Kassandra Mast becomes operations director. At Katerra she oversaw construction optimisation for the Garden Multifamily Building Platform. 

Architect Eva Talbot, formerly director of product design at Katerra, becomes Modulous’ product director in the US.

Architect Jennifer Caldwell, formerly Katerra’s director of architecture, joins Modulous as design director.

“Modulous is exactly the kind of offsite construction firm that fits Blackhorn’s thesis for this built environment sub-sector,” said Ray Levitt of lead investor Blackhorn Ventures. “They own the customers – large public or private developers of affordable housing – and they operate as modular designers and digital supply chain integrators, while outsourcing manufacturing assembly and installation. This allows Modulous to be highly capital-efficient, profitable, and resilient to industry cycles. Expanding into the US is the logical next step.”

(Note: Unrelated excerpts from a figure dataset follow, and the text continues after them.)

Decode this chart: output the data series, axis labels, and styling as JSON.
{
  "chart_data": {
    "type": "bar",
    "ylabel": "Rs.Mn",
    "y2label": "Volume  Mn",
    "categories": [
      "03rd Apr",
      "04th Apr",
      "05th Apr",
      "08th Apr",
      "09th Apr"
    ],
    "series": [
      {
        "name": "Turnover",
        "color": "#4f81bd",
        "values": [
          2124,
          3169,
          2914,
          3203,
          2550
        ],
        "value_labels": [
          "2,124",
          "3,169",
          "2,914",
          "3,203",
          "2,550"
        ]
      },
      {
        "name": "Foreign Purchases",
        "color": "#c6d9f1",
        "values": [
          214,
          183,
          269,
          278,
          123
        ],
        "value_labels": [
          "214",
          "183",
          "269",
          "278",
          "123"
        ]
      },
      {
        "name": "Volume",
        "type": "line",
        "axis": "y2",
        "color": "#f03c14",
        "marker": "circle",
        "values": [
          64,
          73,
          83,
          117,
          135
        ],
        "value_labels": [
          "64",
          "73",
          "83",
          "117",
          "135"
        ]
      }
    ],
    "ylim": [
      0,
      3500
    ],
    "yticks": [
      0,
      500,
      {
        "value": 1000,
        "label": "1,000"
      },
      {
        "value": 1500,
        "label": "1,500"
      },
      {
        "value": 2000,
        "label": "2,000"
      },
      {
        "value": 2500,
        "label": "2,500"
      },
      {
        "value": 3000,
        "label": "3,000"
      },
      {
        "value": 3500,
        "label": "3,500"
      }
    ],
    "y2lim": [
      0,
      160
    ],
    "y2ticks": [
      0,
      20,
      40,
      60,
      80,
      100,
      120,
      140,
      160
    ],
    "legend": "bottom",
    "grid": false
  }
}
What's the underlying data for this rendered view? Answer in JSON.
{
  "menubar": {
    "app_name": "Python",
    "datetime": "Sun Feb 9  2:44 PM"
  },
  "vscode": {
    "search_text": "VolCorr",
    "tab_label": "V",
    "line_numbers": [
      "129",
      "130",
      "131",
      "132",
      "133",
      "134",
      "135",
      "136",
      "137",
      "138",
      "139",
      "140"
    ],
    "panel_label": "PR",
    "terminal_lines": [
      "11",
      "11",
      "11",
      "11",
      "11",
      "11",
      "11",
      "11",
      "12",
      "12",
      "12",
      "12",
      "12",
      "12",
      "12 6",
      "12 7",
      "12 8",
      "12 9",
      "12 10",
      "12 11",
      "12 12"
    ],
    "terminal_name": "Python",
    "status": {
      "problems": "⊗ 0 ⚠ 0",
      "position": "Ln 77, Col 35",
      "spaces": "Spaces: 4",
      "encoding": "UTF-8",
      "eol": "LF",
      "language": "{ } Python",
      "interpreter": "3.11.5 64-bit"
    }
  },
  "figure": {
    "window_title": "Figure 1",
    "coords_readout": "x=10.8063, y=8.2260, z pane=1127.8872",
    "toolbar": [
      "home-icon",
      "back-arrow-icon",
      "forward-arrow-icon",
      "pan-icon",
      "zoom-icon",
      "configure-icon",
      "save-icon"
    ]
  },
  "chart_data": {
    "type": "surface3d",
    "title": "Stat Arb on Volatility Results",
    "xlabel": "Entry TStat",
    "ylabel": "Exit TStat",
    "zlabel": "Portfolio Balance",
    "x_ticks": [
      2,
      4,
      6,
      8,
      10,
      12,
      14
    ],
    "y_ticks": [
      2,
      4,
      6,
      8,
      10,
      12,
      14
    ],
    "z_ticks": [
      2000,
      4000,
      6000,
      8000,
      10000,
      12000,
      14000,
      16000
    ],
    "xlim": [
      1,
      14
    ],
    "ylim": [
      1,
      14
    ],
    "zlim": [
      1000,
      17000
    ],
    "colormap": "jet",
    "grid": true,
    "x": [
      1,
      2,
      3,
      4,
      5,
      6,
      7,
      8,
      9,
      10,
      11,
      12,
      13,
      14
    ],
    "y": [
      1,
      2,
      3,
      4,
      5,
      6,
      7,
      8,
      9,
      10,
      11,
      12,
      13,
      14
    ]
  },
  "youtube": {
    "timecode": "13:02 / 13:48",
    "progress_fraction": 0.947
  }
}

Mateo Zimmermann, investment manager at Cemex Ventures, said: “Modulous does not require additional capex, which makes it globally scalable, so I am delighted to see it expand into the U.S. market. People need more homes, and this team is going to revolutionize the residential development industry.”

Supporting Modulous is Crane Worldwide Logistics. Its vice president of consumer logistics, Ewan Alexander, said: “The modular sector faces criticism for the transport of single units over long distances, but Modulous enables a different approach, transporting flat-packed ‘Kits of Parts’ from regional suppliers to local assembly points.”